Is $\mathbb{Q}(\sqrt3 i) = \mathbb{Q}(\sqrt3, i)$?

Question

Hi I am a little bit confused by extension fields and splitting fields.

I have an exercise that asks me to find the degree of the extension $E/\mathbb{Q}$, where $E$ is the splitting field of the polynomial $x^4 -2x^2 - 3$.

I found $E = \mathbb{Q}(\sqrt3,i)$ because the polynomial has roots $\pm\sqrt3, \pm i$

Now $\mathbb{Q}(\sqrt3)/\mathbb{Q}$ is a degree $2$ extension, since $x^2 - 3$ is irreducible over $\mathbb{Q}$, and since $i \notin \mathbb{Q}(\sqrt3)$ it follows that $\mathbb{Q}(\sqrt3, i)/\mathbb{Q}(\sqrt3)$ is also a degree $2$ extension, since $x^2 + 1$ is irreducible over $\mathbb{Q}(\sqrt3)$.

So by the tower law, we have $[E : \mathbb{Q}] = [ E :\mathbb{Q}(\sqrt3)][\mathbb{Q}(\sqrt3):\mathbb{Q}] = 2 * 2 = 4$

But why can't I say, that $\mathbb{Q}(\sqrt3,i) = \mathbb{Q}(\sqrt3 i)$?

Answer 1

You probably meant $x^4 - 2x^2 - 3$.

As to whether $\mathbb{Q}(\sqrt{3}i) = \mathbb{Q}(\sqrt{3},i)$, they aren't the same.

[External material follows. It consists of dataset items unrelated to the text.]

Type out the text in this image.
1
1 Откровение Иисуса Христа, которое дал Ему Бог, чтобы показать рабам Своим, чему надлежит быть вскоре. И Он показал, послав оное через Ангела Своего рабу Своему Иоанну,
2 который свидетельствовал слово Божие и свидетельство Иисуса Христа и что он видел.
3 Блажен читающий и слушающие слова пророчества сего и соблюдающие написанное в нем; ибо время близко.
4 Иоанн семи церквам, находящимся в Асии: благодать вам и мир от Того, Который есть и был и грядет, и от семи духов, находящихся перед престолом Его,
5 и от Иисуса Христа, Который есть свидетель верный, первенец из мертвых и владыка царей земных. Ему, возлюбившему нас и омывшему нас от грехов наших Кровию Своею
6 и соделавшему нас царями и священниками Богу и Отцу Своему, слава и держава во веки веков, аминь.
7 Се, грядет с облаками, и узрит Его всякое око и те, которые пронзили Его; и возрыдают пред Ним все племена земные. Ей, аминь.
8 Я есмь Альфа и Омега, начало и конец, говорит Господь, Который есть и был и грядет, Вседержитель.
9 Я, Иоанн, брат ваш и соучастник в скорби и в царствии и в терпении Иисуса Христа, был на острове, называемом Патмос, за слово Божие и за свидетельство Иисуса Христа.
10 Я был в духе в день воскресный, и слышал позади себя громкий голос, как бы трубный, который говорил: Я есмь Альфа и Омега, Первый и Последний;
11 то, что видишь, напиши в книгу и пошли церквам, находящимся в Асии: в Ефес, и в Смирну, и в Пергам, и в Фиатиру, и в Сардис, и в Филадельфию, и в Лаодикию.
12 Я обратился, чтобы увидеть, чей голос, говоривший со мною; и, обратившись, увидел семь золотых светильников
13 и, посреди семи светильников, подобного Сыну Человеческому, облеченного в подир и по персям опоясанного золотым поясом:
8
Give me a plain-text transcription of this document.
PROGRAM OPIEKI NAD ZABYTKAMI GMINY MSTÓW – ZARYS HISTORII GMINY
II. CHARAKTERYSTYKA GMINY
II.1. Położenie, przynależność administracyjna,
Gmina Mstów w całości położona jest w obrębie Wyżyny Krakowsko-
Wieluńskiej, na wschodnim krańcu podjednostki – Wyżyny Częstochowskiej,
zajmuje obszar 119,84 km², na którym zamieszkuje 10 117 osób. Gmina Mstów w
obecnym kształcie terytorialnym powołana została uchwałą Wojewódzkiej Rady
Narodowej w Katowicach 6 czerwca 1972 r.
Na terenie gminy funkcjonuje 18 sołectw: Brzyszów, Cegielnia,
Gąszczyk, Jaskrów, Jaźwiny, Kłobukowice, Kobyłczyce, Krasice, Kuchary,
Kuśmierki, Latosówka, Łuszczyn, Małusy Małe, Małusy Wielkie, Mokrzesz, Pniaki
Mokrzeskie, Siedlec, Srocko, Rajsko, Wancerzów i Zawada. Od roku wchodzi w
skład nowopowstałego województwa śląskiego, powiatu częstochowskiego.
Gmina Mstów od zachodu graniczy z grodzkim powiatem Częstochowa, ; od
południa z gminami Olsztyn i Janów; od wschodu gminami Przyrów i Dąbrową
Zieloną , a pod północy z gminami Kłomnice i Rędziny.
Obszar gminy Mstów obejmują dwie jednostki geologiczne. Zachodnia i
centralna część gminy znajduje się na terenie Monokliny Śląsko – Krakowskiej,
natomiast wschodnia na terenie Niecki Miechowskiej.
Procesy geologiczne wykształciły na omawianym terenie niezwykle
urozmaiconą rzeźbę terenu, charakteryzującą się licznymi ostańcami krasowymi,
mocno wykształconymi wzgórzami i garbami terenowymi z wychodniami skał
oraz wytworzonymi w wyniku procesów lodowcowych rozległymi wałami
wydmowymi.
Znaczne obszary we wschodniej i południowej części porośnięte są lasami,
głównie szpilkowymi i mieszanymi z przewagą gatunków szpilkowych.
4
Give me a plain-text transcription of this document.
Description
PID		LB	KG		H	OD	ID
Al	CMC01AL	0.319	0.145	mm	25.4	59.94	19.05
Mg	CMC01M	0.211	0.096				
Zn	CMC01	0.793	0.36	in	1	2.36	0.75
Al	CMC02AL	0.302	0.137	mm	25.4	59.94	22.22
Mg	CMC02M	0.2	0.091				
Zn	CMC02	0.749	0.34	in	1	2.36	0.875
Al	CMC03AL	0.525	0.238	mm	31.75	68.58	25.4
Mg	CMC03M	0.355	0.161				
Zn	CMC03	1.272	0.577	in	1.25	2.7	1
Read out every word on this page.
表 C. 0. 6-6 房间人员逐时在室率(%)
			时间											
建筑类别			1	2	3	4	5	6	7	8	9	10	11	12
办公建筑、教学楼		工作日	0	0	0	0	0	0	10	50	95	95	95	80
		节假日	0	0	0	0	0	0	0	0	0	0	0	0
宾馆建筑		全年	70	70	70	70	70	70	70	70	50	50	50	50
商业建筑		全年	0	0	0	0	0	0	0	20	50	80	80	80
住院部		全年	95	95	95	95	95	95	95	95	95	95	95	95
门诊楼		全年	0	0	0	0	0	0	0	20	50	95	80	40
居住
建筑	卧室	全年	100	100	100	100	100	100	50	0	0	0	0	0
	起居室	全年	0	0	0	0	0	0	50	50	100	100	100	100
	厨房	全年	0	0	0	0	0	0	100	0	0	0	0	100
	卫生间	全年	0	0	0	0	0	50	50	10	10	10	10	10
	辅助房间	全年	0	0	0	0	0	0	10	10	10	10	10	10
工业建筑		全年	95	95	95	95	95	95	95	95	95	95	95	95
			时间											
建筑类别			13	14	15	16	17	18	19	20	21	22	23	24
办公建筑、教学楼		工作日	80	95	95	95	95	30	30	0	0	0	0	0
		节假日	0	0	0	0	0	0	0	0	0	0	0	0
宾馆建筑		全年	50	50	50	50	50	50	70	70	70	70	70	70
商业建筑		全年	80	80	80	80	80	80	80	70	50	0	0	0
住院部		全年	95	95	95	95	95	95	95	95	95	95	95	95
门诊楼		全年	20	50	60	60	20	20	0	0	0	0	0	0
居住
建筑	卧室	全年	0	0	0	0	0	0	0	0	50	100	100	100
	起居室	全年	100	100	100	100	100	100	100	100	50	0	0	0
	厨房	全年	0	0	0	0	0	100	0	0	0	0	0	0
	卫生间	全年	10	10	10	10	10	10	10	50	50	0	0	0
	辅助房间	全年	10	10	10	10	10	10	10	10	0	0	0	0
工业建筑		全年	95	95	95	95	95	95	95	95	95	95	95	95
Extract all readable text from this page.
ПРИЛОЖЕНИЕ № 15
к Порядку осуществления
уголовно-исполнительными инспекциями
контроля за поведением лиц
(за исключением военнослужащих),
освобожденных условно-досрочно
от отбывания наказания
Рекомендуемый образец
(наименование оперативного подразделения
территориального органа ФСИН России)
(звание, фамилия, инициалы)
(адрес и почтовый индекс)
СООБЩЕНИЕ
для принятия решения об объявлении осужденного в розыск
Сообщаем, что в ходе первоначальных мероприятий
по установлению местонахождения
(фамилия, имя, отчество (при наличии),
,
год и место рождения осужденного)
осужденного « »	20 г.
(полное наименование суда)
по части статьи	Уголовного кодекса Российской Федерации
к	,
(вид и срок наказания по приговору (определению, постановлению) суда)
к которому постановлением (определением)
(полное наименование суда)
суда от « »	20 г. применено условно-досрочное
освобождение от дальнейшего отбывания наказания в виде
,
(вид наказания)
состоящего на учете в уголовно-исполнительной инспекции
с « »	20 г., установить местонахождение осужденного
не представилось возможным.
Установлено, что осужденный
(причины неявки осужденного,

One way to look at this is that $\mathbb{Q}(\sqrt{3},i)$ has a subextension $K = \mathbb{Q}(\sqrt{3})$ which satisfies $\mathbb{Q} \subsetneq K \subsetneq \mathbb{R}$, while $\mathbb{Q}(\sqrt{3}i)$ is an extension of $\mathbb{Q}$ of degree two (it is the splitting field of $x^2 + 3$) and therefore has no subfields containing $\mathbb{Q}$ other than $\mathbb{Q}$ itself.

Answer 2

Naïvely, elements of $\mathbb{Q}(\sqrt{3}i)$ should be written $a+b\sqrt{3}i$ where $a,b\in \mathbb{Q}$. You can check that this is, in fact, closed under multiplication. It also clearly contains neither $\sqrt{3}$ or $i$.

Alternatively, note that $(x-\sqrt{3}i)(x+\sqrt{3}i)=x^2+3,$ so $\mathbb{Q}(\sqrt{3}i)$ is the splitting field for this polynomial (this tells you why all elements herein must have the above form and also, why the above sub-ring of $\mathbb{C}$ forms a field).